Krobbuaban et al studied T, the extent of mouth opening (interincisor gap), modified Mallampati class, and the range of neck movement for predicting difficult laryngoscopy in 550 adult patients.10 They observed the optimal cutoff point for T and interincisor gap to predict difficult laryngoscopy as 6.5 cm (sensitivity = 52%; specificity = 71%) and 3.5 cm (sensitivity = 39%; specificity = 69%), respectively. An interincisor gap of ≤3.5 cm, a T of ≤6.5 cm, neck movement ≤80 degrees, and a Mallampati class 3 or 4 were selected as being predictive of difficult laryngoscopy. They reported difficult laryngoscopy (CL Grade 3 or 4) in 12.5% of patients. In our study, the incidence of difficult laryngoscopy (n = 53) was 10.6%, which was comparable to those of other studies previously reported (9–12%).10, 11, 12 Our results might therefore favor a low negative predictive value and a high positive predictive value.
The Arné model,11 the Wilson model,2 and the Naguib model27 have been recommended, which are based on multivariate analysis of more than a dozen risk factors with variable success. The highest sensitivity was achieved with the Naguib model. Specifically, the sensitivity of this model was 81.4% (95% CI = 74–89%) compared with 40.2% (95% CI = 30–50%) for the Wilson model and 54.6% (95% CI = 45–65%) for the Arné model. The Naguib model was significantly more sensitive than the other two models, based on a pair-wise comparison using the McNemar test (p < 0.0001). The Cochran Q statistic value indicated that the three models differed significantly with respect to their predictive accuracy (p < 0.02). Both the Naguib model and the Arné model classified more intubations correctly (p = 0.01) than the Wilson model. Even though we have not compared our results with these quite cumbersome models, our model has a significantly higher sensitivity and predictability of difficult airway, with very few false negatives, than the abovementioned models.
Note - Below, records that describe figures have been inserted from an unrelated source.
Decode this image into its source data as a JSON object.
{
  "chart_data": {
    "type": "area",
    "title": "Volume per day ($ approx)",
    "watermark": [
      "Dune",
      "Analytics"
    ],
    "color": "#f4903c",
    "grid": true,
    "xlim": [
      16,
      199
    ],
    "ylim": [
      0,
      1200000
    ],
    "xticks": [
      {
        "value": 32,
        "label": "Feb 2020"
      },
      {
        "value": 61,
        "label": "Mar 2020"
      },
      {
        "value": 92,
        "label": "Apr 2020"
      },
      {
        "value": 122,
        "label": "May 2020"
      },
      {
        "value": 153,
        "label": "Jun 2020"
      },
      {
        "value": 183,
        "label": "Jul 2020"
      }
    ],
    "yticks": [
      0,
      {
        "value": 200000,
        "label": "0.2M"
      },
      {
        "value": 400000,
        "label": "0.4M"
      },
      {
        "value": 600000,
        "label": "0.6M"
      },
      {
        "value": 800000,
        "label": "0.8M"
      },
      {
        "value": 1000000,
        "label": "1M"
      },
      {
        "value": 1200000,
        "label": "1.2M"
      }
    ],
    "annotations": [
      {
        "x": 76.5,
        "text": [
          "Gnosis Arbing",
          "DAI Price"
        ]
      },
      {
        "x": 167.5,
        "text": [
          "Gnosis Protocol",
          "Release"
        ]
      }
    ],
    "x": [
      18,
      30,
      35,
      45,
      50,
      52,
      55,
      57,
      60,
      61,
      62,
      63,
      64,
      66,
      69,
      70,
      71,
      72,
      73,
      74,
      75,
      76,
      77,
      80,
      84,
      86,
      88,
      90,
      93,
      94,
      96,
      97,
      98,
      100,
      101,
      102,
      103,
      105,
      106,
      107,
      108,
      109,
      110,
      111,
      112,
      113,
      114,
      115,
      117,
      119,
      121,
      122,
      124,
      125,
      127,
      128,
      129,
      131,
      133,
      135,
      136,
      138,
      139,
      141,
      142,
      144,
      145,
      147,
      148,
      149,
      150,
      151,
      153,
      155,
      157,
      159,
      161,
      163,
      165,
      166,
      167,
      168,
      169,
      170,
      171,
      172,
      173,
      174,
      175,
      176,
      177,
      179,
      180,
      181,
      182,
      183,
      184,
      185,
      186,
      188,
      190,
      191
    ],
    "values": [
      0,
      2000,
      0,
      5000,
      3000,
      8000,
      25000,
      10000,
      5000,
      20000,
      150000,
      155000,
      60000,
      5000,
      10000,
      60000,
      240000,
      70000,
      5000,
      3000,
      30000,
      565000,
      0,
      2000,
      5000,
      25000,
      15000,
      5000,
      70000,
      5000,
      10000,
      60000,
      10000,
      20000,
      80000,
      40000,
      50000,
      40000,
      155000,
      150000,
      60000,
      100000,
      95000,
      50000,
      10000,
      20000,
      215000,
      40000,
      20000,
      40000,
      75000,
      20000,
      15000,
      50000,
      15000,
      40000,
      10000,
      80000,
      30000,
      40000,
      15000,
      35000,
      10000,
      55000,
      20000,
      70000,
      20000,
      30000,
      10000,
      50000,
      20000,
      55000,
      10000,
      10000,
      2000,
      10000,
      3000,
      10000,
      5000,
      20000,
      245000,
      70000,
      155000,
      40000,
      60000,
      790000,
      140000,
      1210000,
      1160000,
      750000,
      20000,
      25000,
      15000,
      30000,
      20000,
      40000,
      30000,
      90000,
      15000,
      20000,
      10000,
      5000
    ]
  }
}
Our study reflects a direct relationship between difficult laryngoscopy and M-TAC scoring. The higher the M-TAC score is, the greater the likelihood of difficult laryngoscopy will be. With an M-TAC score of ≥5, most patients are likely to have a difficult laryngoscopic view, whereas M with TAC ≥ 3 will lead to a difficult laryngoscopic view in all patients.
The limitation of our study is the subjectiveness of the data, as most of these criteria are rater dependent. Additionally, the results of this study conducted in an Asian population, may not stand true for other populations because of well-known ethnic variations, where a reassessment may be required. Further, anatomical factors like neck circumference, have not been included in this study to provide simplicity to the scoring system without compromising its effectiveness. In addition, some factors can affect more than one component of this study model, e.g., micrognathia plays a role in the anatomical abnormality section and leads to a shorter T. Similarly, macroglossia comes under the anatomical abnormity section and can affect Mallampati class. However, it is not only the micrognathia which affects the T; many other anatomical factors, including the position of the larynx, contribute to it. Also, a short T can be a surrogate for limited head extension, rather than small submandibular space.28 Thus, it is a fact that all anatomical factors which decide the ultimate airway outcome are interrelated. We considered some of these factors and tried to create a simple and effective scoring system.
In conclusion, several studies have evaluated different clinical risk factors, alone or in combination, to predict a difficult laryngoscopic view; however, none has produced a simple formulation for documentation and interpretation that has a high sensitivity and a low false negativity. Airway evaluation with a new acronym, M-TAC, is simple to document, inferential, and has a high sensitivity and predictive value, with a low false negativity, to identify difficult airways, especially when the score is ≥4.